Dual Purpose To The Phase III Program

Though patients can currently be screened for EML4-ALK with a FISH assay, which was used for the initial study enrollment, Pfizer intends to roll out a specific companion diagnostic. A collaboration with Abbott Molecular was announced in August 2009 and the Phase III program will also be used to validate the companion diagnostic. Abbott is running central labs to select patients for the late-stage trials.

"There have been discussions between Abbott Molecular and regulatory authorities, they're working toward submitting data on the diagnostic to get an approved diagnostic," Skillings reported. The companion diagnostic is basically the same as the FISH test, but Abbott is crafting an official companion diagnostic.

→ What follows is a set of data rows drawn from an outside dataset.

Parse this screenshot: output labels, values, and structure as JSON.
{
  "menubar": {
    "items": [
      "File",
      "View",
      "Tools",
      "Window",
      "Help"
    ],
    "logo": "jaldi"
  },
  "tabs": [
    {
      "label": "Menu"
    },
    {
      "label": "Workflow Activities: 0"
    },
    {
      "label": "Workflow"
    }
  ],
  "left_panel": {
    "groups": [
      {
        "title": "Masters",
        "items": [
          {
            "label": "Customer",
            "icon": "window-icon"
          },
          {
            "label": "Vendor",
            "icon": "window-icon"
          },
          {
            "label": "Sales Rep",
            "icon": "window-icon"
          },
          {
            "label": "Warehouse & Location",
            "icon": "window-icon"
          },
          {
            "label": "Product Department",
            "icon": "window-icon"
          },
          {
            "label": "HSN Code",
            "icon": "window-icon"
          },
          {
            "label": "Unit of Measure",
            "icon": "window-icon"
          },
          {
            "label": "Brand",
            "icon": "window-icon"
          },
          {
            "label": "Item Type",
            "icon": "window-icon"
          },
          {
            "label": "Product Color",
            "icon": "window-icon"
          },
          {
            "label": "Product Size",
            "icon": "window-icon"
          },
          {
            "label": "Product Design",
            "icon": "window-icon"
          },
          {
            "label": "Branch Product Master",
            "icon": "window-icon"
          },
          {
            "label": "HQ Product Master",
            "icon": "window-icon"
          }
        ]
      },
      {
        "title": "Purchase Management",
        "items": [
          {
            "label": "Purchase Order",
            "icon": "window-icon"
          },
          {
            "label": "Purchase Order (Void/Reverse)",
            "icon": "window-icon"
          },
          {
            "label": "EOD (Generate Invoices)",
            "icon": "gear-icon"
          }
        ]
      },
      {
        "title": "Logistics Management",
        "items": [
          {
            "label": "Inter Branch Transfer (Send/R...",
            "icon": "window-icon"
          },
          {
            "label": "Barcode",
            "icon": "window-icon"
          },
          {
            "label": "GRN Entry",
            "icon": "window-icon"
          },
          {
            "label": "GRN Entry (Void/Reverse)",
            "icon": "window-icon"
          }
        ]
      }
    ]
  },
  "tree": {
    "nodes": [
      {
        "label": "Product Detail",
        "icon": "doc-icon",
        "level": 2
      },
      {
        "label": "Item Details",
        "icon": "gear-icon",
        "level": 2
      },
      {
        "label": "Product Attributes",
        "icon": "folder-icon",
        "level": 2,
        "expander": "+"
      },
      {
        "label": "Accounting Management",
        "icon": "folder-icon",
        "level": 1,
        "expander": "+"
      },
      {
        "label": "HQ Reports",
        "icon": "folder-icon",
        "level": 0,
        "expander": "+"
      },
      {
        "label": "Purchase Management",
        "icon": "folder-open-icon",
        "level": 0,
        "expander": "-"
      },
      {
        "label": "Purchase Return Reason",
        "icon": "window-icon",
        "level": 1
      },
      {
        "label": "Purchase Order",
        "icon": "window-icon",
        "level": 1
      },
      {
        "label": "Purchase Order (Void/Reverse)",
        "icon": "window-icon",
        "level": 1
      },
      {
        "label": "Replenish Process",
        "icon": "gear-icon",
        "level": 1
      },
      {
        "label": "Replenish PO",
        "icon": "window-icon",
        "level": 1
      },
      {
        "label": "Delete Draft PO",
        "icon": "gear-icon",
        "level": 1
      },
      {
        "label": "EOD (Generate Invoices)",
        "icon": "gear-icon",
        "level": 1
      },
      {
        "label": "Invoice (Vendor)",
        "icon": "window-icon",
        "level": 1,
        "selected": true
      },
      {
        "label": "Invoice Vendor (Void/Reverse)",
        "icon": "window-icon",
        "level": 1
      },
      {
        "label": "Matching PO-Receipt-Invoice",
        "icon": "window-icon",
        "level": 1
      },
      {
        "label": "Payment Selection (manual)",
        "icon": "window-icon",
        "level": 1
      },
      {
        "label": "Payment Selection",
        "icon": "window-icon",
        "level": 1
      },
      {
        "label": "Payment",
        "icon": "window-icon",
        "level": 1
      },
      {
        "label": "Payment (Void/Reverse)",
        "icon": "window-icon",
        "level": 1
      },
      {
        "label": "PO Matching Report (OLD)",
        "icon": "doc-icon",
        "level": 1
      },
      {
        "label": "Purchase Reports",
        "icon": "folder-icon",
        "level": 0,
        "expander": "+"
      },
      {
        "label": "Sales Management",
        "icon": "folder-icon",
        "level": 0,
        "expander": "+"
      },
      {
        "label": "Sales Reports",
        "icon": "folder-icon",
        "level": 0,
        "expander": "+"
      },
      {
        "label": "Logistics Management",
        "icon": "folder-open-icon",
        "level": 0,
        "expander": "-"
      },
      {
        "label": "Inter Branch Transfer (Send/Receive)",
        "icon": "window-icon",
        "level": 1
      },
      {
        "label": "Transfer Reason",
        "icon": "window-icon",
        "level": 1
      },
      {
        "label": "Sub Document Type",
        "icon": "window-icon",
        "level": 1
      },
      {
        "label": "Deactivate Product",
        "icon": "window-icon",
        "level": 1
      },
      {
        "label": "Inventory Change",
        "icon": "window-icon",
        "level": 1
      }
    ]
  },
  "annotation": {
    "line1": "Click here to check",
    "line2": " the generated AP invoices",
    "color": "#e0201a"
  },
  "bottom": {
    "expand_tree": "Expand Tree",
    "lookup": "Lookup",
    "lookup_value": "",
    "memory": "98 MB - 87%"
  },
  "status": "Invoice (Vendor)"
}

Martin Edelman, University of Maryland, commenting on the crizotinib study during the plenary session, noted that there is a need for "a good and correct screening strategy," as there are significant areas of overlap with EGFR and KRAS mutations and there have been false negatives with FISH screening. Edelman termed the existing FISH test a "tempermental assay" that "is difficult due to the close proximity of the two genes."

Validating the new Abbott Molecular test in combination with the Phase III clinical trial is a method of companion diagnostic development favored in FDA's previous frameworks for drug/diagnostic co-development, though the agency is due to release a new guidance by the end of the year.

Successful completion of the crizotinib program - with the accelerated development program and an early approval - would be a meaningful validation for Pfizer Oncology. The pharma giant made a play to become an oncology powerhouse just a few years ago, creating a dedicated business unit and allocating significant resources to the effort.

Some of the early work on the platform behind crizotinib came from Sugen, which was acquired by Pharmacia in 1999 and then rolled in to Pfizer in 2003. The molecule itself was developed later, in house at the La Jolla, Calif. site under the Pfizer logo.